Collapse and revival of quantum coherence for a harmonic oscillator interacting with a classical fluctuating environment

TL;DR

This paper investigates how classical environmental fluctuations affect quantum coherence in a harmonic oscillator, revealing phenomena like coherence decay, revival, and the role of memory effects without using approximate quantum master equations.

Contribution

It introduces a stochastic modeling approach to analyze nonclassicality dynamics, capturing non-Markovian effects and coherence revival phenomena in a harmonic oscillator coupled to a classical fluctuating environment.

Findings

Classical memory effects prolong quantum coherence.

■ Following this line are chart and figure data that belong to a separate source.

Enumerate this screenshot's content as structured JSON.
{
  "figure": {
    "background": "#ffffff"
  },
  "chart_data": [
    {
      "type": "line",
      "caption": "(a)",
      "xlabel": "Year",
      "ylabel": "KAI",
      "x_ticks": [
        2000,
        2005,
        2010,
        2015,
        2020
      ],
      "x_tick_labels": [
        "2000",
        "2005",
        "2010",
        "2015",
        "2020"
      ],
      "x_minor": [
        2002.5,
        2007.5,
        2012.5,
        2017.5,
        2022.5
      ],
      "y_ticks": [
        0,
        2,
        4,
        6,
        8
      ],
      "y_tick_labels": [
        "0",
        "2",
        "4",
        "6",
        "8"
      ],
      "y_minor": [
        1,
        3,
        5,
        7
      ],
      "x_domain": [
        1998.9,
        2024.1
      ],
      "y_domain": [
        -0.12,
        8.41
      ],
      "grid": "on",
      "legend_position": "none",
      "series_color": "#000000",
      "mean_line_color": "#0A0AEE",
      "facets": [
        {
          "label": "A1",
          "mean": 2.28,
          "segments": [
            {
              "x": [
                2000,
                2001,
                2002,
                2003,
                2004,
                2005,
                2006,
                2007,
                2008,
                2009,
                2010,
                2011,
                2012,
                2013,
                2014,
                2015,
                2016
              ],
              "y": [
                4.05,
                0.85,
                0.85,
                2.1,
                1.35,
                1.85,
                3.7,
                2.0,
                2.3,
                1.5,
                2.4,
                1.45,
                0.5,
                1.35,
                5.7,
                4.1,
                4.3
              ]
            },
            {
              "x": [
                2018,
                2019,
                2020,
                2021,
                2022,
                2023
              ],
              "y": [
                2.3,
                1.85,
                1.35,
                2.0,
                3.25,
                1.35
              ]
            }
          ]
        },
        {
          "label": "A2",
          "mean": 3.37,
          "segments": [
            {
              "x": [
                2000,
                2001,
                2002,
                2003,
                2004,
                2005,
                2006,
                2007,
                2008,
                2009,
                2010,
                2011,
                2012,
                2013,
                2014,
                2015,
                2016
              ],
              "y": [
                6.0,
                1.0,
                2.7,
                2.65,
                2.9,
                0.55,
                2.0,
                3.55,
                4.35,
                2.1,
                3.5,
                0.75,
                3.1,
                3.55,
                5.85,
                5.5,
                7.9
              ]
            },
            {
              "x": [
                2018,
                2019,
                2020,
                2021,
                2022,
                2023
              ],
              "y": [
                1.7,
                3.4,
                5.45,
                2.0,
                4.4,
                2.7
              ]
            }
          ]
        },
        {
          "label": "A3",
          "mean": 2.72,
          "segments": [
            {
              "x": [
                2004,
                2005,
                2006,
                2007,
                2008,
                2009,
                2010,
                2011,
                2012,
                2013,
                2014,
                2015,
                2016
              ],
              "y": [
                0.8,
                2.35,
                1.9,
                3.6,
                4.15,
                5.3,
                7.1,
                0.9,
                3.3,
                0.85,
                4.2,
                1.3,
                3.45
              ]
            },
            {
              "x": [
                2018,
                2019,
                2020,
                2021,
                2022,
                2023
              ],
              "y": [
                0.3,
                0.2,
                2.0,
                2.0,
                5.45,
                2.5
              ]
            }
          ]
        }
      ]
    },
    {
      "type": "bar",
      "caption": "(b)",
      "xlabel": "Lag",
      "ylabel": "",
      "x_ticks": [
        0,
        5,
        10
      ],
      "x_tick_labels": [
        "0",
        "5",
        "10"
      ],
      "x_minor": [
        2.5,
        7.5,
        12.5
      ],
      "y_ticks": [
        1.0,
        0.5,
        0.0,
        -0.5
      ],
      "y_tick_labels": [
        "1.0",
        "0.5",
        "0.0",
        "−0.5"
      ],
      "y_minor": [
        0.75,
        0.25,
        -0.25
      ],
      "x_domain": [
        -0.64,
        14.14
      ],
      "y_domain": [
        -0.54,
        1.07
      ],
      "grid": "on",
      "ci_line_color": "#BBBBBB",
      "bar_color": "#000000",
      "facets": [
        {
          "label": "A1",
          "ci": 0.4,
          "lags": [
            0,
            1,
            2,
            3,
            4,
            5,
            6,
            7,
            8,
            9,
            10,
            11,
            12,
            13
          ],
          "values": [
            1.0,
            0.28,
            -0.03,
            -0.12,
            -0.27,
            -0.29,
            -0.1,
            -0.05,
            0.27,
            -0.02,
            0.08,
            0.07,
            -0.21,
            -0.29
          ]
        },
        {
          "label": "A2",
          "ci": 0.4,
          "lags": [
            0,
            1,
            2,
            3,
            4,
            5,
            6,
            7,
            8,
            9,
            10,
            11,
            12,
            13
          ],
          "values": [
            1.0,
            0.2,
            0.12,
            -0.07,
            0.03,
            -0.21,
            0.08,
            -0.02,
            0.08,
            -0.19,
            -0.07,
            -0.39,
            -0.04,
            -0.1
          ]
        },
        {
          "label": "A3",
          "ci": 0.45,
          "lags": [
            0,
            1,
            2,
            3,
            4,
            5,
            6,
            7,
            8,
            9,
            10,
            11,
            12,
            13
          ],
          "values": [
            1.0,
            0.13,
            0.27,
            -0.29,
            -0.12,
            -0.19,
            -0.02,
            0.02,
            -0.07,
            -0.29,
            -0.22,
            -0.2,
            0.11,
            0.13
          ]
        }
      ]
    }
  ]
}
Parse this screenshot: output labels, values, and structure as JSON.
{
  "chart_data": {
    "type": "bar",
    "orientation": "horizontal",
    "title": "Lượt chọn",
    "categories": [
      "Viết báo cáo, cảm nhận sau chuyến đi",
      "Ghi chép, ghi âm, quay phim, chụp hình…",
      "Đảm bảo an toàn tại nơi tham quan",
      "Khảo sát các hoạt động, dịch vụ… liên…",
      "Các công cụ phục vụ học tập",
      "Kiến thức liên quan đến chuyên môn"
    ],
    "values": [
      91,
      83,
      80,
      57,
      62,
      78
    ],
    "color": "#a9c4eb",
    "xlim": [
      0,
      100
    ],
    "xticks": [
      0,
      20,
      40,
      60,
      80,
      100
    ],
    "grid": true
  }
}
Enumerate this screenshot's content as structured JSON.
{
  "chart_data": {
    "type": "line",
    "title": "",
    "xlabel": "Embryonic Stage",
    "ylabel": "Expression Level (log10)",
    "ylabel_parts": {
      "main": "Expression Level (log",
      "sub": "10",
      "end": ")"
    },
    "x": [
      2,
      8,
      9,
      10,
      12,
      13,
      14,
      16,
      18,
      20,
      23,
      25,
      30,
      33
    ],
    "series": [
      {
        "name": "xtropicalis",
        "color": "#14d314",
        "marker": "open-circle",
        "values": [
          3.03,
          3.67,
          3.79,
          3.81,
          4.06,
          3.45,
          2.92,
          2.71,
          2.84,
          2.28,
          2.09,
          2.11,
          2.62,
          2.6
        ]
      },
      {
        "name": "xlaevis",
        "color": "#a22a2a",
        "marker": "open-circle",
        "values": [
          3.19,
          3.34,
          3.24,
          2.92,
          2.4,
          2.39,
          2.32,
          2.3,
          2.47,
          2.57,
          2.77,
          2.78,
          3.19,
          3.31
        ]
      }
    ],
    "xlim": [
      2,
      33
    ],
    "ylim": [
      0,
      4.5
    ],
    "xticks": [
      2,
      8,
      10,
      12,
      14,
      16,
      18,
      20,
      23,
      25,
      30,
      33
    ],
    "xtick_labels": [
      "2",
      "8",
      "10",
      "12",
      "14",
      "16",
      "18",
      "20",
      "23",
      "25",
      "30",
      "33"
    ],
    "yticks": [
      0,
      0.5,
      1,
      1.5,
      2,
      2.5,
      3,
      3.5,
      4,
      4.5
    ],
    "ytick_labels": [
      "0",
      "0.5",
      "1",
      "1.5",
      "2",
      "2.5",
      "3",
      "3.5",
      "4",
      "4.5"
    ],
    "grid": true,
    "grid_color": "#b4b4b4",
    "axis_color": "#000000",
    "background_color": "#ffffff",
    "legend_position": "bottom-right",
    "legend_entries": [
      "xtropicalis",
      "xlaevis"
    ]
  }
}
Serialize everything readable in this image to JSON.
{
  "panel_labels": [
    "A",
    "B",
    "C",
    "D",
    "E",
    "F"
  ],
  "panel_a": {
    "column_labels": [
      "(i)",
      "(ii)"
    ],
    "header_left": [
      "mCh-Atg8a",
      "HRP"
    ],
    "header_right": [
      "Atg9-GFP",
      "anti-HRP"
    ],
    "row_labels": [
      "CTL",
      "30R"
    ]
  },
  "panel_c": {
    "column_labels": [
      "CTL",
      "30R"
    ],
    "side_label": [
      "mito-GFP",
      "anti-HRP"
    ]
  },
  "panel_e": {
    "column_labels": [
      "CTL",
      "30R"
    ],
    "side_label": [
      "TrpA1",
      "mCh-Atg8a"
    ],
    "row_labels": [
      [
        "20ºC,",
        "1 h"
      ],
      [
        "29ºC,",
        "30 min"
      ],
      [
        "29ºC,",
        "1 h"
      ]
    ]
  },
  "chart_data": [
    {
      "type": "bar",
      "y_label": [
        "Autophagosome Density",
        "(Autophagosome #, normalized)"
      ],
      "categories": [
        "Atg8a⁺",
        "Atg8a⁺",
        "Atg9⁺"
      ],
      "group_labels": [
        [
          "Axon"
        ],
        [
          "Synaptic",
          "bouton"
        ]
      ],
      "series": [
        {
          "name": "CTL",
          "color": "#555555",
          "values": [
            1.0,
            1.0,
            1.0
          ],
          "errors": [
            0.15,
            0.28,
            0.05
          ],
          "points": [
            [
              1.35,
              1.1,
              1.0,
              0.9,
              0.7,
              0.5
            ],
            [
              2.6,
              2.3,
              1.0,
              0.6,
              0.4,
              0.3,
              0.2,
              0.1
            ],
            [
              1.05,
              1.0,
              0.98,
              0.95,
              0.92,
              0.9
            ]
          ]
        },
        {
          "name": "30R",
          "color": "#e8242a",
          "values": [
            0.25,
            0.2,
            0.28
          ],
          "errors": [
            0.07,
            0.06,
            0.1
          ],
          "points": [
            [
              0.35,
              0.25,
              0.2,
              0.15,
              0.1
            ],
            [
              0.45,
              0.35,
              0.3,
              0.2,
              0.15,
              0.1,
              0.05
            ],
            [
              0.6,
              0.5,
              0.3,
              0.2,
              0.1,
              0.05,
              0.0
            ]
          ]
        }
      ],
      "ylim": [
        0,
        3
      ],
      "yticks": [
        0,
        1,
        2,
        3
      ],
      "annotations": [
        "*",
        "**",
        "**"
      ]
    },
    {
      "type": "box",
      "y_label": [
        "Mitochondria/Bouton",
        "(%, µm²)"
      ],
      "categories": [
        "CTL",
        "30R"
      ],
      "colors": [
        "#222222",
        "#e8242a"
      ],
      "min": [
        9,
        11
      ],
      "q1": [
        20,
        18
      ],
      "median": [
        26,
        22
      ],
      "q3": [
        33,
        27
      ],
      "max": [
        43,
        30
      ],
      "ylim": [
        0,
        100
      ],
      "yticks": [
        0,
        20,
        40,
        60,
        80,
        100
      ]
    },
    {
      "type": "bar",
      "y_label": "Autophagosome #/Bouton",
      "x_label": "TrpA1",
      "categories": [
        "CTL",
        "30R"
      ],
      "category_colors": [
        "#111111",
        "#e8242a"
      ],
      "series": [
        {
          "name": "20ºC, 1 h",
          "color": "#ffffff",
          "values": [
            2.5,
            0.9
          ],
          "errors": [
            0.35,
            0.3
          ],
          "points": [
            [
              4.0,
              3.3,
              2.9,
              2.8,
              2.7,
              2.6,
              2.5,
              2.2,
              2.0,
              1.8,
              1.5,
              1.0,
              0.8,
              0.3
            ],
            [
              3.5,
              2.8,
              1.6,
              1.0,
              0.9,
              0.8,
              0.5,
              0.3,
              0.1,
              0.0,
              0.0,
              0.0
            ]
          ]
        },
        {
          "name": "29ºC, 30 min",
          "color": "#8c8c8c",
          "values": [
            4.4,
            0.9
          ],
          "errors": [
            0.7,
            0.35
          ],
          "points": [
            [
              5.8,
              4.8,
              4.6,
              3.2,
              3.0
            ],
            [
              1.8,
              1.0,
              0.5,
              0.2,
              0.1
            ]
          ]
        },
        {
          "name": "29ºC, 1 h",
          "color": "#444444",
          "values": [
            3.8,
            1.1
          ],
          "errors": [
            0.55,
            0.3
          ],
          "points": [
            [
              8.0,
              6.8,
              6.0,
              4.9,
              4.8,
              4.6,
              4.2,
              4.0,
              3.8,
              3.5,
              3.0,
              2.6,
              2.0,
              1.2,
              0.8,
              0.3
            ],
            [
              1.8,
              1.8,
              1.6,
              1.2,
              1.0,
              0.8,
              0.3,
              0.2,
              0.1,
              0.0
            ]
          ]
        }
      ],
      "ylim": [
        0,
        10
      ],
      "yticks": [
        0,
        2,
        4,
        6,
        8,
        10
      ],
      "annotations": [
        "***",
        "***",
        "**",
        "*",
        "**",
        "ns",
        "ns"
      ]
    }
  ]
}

Detuning induces revival of quantum coherence.

Decoherence dynamics are described without approximate master equations.

Abstract

We address the dynamics of nonclassicality for a quantum system interacting with a noisy fluctuating environment described by a classical stochastic field. As a paradigmatic example, we consider a harmonic oscillator initially prepared in a maximally nonclassical state, e.g. a Fock number state or a Schroedinger cat-like state, and then coupled to either resonant or non-resonant external field. Stochastic modeling allows us to describe the decoherence dynamics without resorting to approximated quantum master equations, and to introduce non- Markovian effects in a controlled way. A detailed comparison among different nonclassicality criteria and a thorough analysis of the decoherence time reveal a rich phenomenology whose main features may be summarized as follows: i) classical memory effects increase the survival time of quantum coherence; ii) a detuning between the natural frequency of the system and the central frequency of the classical field induces revivals of quantum coherence.